M. A… soutient que l’interdiction de retour sur le territoire français n’est pas motivée. Il ressort toutefois de l’arrêté contesté que, pour prendre à son égard une interdiction de retour sur le territoire français pour une durée de deux ans, le préfet de La Réunion, après avoir relevé qu’il n’est pas dans un des cas prévus par les articles L. 612-6 ou L. 612-7 du code de l’entrée et du séjour des étrangers et du droit d’asile a également relevé que l’intéressé ne démontre pas avoir d’attache familiale en France ni ne dispose d’une ancienneté de séjour suffisante. Par suite, l’interdiction de retour sur le territoire français comporte les motifs de droit et de fait sur lesquels elle est fondée et ne saurait être regardée comme insuffisamment motivée.
En deuxième lieu, aux termes de l’article L. 612-8 du code de l’entrée et du séjour des étrangers et du droit d’asile : « Lorsque l’étranger n’est pas dans une situation mentionnée aux articles L. 612-6 et L. 612-7, l’autorité administrative peut assortir la décision portant obligation de quitter le territoire français d’une interdiction de retour sur le territoire français. / Les effets de cette interdiction cessent à l’expiration d’une durée, fixée par l’autorité administrative, qui ne peut excéder cinq ans à compter de l’exécution de l’obligation de quitter le territoire français ».
Il ne ressort pas des pièces du dossier que M. A… fût dans un des cas prévus par les articles L. 612-6 ou L. 612-7 du code de l’entrée et du séjour des étrangers et du droit d’asile.

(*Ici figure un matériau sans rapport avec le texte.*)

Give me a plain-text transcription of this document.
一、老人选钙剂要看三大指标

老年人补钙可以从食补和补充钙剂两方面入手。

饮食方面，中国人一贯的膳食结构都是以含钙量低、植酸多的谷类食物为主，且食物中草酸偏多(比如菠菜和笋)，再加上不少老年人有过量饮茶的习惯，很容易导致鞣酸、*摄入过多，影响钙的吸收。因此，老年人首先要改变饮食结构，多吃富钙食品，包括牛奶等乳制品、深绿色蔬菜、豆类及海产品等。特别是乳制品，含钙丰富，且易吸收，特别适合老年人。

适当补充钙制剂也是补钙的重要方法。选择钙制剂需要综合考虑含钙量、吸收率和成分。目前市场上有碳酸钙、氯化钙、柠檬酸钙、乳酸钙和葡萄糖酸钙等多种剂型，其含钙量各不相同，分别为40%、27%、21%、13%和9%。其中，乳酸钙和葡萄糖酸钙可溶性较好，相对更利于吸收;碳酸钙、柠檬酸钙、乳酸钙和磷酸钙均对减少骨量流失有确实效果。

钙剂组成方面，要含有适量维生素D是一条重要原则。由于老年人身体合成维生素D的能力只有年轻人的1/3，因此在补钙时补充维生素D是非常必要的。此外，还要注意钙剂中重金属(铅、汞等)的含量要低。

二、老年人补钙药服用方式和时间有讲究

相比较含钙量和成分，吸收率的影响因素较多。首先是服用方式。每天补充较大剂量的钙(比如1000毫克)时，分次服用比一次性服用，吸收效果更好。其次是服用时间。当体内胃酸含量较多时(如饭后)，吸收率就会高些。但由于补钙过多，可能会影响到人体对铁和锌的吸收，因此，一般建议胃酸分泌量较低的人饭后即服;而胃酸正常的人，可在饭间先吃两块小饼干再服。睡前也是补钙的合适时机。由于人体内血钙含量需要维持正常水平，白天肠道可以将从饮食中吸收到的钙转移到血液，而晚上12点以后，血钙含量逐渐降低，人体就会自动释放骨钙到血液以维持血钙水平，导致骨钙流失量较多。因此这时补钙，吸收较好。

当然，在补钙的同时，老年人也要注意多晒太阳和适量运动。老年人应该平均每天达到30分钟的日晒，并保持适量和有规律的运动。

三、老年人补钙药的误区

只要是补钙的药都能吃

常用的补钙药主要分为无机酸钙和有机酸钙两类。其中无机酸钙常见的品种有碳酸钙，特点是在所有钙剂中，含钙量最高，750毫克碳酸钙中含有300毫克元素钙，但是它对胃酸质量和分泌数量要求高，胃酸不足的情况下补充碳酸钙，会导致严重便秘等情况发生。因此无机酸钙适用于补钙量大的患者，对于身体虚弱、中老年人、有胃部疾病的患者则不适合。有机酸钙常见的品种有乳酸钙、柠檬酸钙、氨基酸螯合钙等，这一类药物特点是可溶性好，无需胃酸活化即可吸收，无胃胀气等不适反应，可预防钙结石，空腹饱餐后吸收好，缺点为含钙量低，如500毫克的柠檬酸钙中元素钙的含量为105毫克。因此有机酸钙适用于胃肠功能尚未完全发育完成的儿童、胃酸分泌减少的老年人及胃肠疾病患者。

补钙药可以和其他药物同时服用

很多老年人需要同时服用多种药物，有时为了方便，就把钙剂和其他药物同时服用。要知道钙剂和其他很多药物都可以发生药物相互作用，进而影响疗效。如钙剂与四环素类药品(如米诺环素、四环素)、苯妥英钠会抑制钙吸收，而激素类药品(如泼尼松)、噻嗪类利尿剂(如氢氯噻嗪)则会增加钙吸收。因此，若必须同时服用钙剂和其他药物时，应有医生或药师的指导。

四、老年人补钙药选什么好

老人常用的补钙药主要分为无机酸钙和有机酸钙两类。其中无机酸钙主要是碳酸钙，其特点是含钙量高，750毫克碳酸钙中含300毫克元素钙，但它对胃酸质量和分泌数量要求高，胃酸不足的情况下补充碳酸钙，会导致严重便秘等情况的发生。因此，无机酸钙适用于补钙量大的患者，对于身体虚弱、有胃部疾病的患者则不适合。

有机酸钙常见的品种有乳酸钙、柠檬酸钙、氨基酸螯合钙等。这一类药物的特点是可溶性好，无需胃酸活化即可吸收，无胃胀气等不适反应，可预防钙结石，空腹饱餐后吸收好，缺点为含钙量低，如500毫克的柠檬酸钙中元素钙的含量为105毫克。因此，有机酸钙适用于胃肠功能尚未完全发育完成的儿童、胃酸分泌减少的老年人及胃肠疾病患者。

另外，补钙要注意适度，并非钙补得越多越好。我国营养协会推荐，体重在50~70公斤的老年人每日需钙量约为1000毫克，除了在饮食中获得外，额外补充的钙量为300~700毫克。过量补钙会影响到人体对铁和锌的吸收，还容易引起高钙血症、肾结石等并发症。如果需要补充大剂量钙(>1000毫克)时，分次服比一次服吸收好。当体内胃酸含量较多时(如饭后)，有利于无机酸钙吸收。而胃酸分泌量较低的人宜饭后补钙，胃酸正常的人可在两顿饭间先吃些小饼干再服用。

Dès lors, le préfet n’a commis aucune erreur de droit en prononçant à son endroit une interdiction de retour sur le territoire français d’une durée de deux ans.
En troisième et dernier lieu, compte tenu du caractère encore récent de la relation entre M. A… et une ressortissante française, le préfet de La Réunion pouvait légalement prendre à l’égard de l’intéressé une interdiction de retour sur le territoire français d’une durée de deux ans.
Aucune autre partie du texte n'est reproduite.